Major Asset Classes April 2014 Performance Review

Includes: DIA, IWM, QQQ, SPY
by: James Picerno

April was kind to the major asset classes, at least in relative terms. All corners posted gains. The big winner: US REITs, which topped the list with a strong 3.3% total return, based on the MSCI US REIT Index. In fact, US REITs have been firing on all cylinders lately — so far this year, the asset class is comfortably in the performance lead with a hefty 13.7% advance in 2014 through the end of April. In close pursuit: commodities, which have rebounded sharply this year, gaining nearly 10% via the broadly defined DJ-UBS Commodity Index.
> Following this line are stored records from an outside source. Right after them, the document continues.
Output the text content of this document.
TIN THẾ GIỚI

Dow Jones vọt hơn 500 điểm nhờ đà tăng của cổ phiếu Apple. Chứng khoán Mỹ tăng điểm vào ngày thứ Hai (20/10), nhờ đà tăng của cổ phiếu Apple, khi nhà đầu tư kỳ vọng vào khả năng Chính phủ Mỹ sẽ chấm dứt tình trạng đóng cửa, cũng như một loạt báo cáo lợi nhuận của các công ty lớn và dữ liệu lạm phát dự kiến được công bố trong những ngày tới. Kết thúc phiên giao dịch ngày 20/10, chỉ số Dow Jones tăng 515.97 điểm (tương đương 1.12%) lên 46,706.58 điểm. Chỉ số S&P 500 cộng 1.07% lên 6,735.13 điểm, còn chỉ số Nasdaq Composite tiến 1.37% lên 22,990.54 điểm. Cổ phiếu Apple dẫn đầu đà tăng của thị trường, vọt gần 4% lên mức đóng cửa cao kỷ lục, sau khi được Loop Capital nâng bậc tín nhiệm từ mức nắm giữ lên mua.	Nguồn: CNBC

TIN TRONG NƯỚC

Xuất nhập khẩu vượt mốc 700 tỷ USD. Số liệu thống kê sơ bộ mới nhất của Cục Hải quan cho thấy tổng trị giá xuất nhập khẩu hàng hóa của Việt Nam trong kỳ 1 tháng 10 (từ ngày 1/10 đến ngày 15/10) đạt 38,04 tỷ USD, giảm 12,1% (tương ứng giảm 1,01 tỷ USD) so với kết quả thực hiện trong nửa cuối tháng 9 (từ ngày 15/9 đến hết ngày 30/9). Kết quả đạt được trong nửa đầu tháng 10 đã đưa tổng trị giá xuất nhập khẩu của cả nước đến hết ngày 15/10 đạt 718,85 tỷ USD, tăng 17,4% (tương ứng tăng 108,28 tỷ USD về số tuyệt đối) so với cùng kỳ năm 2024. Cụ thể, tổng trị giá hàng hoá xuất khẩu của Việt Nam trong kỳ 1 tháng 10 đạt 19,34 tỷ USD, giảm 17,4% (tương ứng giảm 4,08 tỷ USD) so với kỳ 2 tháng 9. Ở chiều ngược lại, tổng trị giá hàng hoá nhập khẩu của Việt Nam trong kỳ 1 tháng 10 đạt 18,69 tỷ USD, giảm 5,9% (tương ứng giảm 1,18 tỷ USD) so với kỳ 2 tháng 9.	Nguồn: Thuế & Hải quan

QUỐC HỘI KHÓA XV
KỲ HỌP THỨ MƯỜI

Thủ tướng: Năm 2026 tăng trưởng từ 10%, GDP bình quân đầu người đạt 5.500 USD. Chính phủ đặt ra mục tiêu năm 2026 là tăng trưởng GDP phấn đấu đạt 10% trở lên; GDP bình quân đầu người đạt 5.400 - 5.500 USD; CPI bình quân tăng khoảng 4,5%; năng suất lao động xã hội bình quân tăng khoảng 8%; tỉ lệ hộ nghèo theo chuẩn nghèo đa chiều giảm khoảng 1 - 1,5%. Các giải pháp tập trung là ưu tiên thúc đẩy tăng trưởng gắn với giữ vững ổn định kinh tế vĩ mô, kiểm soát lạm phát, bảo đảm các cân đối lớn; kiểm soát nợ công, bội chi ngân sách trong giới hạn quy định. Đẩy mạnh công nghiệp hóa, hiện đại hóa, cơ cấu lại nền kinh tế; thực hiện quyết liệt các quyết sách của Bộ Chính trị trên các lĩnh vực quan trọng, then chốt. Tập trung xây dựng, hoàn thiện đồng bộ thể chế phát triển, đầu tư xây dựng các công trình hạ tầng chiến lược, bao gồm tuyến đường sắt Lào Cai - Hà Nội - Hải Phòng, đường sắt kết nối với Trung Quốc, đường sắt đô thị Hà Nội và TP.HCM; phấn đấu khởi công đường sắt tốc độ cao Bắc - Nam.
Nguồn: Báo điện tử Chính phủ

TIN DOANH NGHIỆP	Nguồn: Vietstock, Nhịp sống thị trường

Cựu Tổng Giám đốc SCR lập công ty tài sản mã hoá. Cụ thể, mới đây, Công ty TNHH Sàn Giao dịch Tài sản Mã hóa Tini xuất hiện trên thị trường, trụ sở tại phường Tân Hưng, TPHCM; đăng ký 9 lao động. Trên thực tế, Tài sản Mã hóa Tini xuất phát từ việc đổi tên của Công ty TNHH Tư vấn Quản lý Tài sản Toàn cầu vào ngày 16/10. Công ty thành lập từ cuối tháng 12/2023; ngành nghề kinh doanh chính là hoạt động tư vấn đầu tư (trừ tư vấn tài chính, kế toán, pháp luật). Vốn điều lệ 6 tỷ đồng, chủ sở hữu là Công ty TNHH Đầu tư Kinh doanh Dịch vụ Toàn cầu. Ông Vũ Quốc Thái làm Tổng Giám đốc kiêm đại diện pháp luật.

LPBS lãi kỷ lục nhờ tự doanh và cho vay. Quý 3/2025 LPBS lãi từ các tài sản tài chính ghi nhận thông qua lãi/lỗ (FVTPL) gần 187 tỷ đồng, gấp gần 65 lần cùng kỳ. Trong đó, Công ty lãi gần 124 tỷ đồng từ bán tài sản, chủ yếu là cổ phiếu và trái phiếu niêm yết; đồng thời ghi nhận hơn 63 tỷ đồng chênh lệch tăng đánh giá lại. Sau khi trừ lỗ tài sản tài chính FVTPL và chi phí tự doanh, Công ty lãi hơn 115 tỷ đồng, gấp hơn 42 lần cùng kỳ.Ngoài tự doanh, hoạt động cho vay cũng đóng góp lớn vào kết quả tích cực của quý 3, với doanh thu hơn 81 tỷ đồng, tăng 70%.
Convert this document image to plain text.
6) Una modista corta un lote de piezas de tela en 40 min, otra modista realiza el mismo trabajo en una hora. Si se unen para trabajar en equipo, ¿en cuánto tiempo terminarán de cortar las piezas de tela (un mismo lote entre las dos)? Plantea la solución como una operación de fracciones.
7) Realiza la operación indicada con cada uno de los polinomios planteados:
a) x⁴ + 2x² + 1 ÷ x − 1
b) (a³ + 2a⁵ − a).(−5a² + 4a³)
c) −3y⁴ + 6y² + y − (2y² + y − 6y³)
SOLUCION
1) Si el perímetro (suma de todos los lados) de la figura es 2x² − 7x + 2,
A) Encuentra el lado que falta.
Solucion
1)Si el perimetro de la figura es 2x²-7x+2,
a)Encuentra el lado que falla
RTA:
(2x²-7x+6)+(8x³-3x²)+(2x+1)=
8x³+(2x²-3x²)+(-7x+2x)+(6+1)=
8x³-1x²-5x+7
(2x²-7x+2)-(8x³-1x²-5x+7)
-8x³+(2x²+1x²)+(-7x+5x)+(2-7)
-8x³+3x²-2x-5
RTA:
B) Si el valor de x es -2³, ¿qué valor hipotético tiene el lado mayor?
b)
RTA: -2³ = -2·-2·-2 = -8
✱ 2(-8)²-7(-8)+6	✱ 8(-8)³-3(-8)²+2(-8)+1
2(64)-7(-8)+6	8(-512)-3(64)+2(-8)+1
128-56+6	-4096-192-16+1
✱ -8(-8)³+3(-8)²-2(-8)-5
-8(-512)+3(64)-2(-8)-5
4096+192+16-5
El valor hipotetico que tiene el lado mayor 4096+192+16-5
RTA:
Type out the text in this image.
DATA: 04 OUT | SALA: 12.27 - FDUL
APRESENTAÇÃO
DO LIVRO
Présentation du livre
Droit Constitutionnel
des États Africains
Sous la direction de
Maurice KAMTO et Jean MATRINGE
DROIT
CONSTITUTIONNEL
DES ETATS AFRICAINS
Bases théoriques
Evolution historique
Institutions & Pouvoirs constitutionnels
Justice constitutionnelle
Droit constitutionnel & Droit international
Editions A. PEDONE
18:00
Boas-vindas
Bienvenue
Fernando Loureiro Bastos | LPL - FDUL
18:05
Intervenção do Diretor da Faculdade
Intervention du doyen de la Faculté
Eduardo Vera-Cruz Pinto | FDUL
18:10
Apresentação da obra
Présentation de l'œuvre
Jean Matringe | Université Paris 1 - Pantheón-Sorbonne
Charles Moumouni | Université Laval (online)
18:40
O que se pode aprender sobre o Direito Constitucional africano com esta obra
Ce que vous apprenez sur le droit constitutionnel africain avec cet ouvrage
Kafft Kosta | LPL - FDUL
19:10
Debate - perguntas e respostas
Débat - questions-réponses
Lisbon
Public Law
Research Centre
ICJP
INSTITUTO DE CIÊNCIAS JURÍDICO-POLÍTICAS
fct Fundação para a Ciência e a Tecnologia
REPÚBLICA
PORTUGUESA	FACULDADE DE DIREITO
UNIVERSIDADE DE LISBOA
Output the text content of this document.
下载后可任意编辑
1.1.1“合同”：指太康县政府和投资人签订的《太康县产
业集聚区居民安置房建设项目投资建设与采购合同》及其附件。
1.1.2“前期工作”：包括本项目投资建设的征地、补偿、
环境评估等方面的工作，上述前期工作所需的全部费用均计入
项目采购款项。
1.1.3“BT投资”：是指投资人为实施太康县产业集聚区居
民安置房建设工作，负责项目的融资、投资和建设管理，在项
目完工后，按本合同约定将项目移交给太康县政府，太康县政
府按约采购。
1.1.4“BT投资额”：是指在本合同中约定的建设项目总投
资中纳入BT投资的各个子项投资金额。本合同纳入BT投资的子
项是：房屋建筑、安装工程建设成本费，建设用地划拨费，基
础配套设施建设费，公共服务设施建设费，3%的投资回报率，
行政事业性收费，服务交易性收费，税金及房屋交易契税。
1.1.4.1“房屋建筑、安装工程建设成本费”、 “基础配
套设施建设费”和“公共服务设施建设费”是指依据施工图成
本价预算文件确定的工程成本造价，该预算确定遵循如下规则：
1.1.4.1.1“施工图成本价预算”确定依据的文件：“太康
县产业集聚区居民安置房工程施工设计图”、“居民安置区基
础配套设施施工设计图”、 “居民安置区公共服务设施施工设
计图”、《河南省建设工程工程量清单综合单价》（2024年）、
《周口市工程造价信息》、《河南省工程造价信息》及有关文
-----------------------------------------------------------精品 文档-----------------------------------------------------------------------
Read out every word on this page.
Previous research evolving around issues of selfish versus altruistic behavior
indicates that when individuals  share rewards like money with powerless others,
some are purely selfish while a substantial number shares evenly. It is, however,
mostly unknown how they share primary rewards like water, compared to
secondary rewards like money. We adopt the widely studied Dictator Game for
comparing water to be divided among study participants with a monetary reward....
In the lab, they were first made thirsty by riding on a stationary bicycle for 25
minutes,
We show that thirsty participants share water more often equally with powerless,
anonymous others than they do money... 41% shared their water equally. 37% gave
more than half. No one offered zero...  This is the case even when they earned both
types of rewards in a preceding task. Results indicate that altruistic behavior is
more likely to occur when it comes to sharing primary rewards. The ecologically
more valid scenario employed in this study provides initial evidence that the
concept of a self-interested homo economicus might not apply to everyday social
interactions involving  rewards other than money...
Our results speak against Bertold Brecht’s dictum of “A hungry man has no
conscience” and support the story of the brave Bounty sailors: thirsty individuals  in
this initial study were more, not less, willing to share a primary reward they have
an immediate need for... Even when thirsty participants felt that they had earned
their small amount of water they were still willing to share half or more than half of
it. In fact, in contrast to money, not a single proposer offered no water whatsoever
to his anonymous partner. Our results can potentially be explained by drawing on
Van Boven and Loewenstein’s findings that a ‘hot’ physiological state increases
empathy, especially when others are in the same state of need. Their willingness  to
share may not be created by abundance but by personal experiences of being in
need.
In other words, portfolio strategies with low-to-zero weights in US REITs and commodities have endured substantial opportunity costs in recent months.

US stocks, by comparison, fell to the bottom of last month’s return ledger, advancing a slim 0.1%, based on the Russell 3000. It’s worth noting that the large-cap-oriented S&P 500 is up a good deal more: 0.7% on a total return basis for April. The unusually wide difference between the benchmarks is due to the red ink in small- and medium-cap stocks, which have a bigger influence on the broadly designed Russell 3000 vs. the S&P 500′s big-cap tilt. Indeed, the small-cap Russell 2000 Index suffered a 3.9% loss last month and is off 2.8% year to date. In sum, a bias for large stocks so far in 2014 has offered a modest performance edge.

As for a strategy of broad diversification, April was a decent if unspectacular month. The Global Market Index (GMI), an unmanaged benchmark that holds all the major asset classes in market-value weights, increased 0.8% last month. For the year so far, GMI is ahead by 2.6%, or slightly better than the 2.1% rise in a broad measure of US stocks (Russell 3000). GMI’s four-month rise implies a total return of nearly 8% for all of 2014. That’s not particularly impressive based on recent history — GMI was up 14.2% in 2013, for instance. But relative to my current long-run equilibrium-based risk premium forecast for the Global Market Index, an 8% calendar-year gain looks like pretty good.